A season of life that I loved is tainted. Days that I adored are marred. My current reality is fighting for truth with every sweep of the second hand. Honestly, it hurts.
Misunderstood and Mourning
Those are dangerous words to speak because people just don’t get it — and what people don’t understand, they judge. Some might say, I’m too emotional. Others will say get over it. Some say, “how could you forgive?” And then there are those who suggest if I was truly following God, I shouldn’t grieve. Still others encourage me to accept this new way of life and move on – the future can be wonderful!
As a betrayed partner, we can become frustrated with our constant yearning for the “before.” We speak the very same words others have spoken over us. But no matter how much I prayed, went to therapy, worked through recovery, and even desperately looked for the good, the feelings kept overwhelming me.

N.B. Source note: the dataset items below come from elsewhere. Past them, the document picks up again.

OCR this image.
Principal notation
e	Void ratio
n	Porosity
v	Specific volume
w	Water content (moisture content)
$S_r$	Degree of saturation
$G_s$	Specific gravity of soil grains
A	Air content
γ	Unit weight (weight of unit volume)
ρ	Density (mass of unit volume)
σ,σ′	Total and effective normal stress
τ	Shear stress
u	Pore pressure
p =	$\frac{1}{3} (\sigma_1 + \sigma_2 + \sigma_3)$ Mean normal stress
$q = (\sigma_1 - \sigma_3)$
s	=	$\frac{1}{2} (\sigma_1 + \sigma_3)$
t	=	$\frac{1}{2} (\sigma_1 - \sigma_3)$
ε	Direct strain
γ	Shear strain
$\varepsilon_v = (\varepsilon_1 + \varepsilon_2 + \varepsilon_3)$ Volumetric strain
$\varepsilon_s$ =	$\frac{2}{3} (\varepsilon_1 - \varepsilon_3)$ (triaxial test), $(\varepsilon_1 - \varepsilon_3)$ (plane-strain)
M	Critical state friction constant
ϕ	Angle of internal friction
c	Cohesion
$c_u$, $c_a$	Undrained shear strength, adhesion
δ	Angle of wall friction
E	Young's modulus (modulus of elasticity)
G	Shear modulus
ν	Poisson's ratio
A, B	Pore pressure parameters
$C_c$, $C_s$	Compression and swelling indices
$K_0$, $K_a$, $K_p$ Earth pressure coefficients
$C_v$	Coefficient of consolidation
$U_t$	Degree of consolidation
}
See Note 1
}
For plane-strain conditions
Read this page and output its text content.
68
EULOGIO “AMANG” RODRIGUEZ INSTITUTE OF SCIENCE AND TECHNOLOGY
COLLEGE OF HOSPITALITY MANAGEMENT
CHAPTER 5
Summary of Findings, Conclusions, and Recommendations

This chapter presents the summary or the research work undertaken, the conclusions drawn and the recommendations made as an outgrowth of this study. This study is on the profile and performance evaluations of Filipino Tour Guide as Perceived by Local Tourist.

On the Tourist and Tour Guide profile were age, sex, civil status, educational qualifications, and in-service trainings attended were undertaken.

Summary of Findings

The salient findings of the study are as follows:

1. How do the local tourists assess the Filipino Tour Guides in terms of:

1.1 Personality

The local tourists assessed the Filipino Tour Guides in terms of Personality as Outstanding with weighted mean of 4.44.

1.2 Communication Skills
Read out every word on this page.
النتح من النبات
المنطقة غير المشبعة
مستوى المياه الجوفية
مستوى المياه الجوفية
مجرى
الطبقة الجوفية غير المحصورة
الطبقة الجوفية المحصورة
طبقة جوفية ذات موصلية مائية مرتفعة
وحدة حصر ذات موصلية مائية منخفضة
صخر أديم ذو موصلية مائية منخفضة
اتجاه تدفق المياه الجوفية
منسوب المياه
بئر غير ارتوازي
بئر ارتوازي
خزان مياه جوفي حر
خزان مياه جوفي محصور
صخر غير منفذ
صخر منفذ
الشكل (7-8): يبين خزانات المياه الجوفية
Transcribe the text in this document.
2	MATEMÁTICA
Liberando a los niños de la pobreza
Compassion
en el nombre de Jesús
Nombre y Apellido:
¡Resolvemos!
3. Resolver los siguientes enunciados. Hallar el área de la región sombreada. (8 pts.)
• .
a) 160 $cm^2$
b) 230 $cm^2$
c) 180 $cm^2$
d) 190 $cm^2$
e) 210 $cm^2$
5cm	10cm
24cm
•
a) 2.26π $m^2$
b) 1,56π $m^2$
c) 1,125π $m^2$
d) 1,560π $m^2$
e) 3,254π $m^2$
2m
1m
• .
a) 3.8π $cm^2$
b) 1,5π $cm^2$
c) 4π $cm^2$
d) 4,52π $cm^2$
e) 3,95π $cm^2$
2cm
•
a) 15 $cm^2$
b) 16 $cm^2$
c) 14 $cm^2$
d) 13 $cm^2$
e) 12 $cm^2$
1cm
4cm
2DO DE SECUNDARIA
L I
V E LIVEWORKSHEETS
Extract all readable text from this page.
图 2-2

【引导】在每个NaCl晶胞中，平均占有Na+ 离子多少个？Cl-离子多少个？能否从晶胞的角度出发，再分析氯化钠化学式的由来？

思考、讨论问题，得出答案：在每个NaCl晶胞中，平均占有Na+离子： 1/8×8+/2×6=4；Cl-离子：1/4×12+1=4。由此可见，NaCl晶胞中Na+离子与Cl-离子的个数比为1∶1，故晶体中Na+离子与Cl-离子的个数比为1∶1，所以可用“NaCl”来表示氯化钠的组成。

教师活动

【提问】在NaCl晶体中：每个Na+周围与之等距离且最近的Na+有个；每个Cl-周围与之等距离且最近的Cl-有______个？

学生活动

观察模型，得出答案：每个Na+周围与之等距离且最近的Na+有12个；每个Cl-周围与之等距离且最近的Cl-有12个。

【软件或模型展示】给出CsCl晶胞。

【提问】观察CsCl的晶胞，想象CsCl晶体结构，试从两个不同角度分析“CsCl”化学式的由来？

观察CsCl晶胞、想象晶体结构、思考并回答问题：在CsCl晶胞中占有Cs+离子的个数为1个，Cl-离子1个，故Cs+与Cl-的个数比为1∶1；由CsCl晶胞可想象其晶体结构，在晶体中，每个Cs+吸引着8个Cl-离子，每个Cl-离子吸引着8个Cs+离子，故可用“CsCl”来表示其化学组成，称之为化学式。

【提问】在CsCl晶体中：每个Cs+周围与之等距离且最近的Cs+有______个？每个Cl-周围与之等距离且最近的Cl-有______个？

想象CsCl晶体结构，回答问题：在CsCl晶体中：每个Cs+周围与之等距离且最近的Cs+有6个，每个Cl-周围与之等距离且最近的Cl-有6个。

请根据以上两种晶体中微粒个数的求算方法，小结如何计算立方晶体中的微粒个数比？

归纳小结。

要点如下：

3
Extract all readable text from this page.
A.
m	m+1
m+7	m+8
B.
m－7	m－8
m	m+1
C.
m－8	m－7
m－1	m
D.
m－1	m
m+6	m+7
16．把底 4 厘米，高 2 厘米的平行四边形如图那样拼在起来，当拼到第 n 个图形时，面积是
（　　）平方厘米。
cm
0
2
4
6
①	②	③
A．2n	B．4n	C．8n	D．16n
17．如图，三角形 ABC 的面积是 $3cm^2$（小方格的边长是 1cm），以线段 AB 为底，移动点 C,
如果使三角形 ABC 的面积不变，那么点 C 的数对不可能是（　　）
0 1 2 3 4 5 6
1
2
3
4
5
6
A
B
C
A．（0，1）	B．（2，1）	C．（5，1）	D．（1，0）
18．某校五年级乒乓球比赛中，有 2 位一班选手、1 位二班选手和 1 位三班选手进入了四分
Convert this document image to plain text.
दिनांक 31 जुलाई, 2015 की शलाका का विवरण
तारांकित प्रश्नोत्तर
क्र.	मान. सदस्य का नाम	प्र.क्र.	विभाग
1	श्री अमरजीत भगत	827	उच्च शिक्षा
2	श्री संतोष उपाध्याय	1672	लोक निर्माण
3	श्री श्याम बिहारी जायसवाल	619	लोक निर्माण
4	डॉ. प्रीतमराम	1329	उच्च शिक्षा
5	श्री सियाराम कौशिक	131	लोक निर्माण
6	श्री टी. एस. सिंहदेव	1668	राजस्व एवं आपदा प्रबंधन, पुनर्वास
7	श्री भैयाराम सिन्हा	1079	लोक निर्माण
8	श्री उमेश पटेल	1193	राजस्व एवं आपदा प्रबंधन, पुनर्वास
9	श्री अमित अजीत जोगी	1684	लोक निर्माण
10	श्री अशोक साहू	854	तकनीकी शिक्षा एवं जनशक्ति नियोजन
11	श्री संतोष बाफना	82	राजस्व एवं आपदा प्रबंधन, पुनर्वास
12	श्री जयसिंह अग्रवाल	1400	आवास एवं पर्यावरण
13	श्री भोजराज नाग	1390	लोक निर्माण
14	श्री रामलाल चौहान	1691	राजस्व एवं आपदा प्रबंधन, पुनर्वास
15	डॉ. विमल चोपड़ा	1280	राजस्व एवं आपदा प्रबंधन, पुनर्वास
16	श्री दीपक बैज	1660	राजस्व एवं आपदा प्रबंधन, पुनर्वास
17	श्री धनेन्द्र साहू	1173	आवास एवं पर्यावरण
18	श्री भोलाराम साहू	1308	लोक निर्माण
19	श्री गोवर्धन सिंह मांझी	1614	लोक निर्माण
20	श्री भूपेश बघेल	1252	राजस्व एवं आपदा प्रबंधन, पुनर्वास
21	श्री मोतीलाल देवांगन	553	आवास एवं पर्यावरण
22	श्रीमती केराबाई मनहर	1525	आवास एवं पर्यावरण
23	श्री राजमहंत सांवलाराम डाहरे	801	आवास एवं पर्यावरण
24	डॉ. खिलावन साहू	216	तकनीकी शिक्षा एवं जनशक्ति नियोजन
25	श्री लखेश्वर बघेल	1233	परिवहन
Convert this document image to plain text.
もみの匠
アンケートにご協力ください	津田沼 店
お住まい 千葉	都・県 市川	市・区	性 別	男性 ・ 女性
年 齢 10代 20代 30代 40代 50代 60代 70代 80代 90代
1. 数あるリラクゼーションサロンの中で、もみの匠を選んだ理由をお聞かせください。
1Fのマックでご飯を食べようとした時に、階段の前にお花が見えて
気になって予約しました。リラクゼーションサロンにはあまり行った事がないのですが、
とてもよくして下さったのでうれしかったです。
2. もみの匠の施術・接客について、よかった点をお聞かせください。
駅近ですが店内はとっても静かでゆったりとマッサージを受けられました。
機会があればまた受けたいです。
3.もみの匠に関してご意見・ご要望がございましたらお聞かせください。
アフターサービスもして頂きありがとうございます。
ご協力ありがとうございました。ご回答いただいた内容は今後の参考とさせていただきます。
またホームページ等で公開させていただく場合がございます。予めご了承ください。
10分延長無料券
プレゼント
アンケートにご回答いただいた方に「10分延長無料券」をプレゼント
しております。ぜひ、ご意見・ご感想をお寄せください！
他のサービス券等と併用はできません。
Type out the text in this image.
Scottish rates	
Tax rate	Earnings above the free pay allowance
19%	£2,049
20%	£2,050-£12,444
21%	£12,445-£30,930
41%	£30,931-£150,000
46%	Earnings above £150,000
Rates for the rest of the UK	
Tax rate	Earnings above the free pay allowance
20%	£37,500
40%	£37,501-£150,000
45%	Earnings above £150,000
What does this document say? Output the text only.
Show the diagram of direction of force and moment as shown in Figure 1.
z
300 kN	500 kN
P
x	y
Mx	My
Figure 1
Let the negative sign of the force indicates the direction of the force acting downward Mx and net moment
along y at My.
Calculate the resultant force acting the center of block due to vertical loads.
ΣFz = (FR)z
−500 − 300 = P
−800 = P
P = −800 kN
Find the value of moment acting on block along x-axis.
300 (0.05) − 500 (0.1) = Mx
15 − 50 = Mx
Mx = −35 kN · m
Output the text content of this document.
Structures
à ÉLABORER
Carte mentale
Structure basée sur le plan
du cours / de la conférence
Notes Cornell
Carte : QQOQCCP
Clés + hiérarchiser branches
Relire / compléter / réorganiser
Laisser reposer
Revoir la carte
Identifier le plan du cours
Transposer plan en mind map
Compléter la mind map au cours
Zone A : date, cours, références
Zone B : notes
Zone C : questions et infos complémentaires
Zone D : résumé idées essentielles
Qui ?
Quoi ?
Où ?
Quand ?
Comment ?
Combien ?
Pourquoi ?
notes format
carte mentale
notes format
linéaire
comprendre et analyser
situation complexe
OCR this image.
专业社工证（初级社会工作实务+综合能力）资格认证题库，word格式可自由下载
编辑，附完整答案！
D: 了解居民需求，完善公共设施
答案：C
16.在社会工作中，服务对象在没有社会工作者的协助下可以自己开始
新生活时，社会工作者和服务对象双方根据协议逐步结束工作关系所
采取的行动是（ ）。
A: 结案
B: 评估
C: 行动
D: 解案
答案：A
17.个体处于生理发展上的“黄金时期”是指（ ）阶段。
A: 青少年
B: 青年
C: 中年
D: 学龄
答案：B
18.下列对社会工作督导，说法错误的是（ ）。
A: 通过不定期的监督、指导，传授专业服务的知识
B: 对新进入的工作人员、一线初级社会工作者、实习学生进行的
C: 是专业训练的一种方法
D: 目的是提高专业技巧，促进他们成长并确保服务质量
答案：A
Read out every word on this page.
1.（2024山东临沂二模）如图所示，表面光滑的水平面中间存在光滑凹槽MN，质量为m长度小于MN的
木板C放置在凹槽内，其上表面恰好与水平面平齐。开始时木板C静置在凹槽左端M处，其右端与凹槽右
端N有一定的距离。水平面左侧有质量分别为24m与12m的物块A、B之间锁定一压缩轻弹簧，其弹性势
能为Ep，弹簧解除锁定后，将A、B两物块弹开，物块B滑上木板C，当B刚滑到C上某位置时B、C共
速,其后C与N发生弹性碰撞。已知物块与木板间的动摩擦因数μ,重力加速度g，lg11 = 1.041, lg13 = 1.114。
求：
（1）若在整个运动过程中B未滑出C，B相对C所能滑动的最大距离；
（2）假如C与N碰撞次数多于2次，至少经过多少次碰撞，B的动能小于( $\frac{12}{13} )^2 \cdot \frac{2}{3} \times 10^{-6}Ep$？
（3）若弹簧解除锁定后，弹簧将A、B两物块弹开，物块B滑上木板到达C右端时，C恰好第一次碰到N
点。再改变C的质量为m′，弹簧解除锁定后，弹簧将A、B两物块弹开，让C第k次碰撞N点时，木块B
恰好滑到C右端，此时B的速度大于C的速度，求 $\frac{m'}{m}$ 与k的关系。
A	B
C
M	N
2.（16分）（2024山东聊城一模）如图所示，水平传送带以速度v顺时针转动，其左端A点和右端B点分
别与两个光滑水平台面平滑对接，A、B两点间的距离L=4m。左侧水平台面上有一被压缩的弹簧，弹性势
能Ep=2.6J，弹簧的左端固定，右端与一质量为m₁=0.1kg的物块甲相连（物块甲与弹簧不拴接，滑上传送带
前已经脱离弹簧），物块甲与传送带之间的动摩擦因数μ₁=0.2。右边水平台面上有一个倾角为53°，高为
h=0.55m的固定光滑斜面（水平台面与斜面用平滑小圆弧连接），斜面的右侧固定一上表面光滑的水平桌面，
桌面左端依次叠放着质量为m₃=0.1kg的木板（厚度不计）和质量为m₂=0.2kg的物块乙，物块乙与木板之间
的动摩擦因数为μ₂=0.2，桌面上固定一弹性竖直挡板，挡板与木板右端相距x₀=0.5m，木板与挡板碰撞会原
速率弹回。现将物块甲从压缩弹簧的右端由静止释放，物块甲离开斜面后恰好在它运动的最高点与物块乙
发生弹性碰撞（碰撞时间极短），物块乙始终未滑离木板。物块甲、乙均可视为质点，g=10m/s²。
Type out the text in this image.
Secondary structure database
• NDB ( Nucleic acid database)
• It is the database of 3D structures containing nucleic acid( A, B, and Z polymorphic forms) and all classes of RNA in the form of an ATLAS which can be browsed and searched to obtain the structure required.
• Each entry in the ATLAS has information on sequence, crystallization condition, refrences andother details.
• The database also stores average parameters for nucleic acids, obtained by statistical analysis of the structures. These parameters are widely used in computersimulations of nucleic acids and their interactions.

One day, I specifically asked God to take away the sadness and the longing. He said no. I was a little surprised by His answer, but then He explained.
“Death doesn’t only come to the body. Death comes to every part of life. It’s reflected in every day you live. The light of day signifies life; the dark of night mimics death. Even the seasons succumb to its influence. Your pre-discovery life has to die, so you can live the new life to which I’ve called you. It’s okay to mourn, to grieve, when faced with death. You fought HARD for your marriage, and it feels like a complete loss to be asked to let it go. So be sad, but know that nothing you ever give up for me will be wasted. No pain you ever felt as you’ve walked those not-asked-for roads go unnoticed. I will redeem every moment.”
Finding the Words
So, I mourned. Some days I still do, but what I’ve discovered is the grief is slowly replaced. God provided my joy and purpose pre-discovery; He’ll do the same in post-discovery.
Shakespeare had the right idea when he said unspoken grief breaks a heart. I’ll add that finding the words to speak of it is much like a wrestling match in the mind. But when we choose to fight for those words and speak them in safe places, our hearts and minds begin to heal.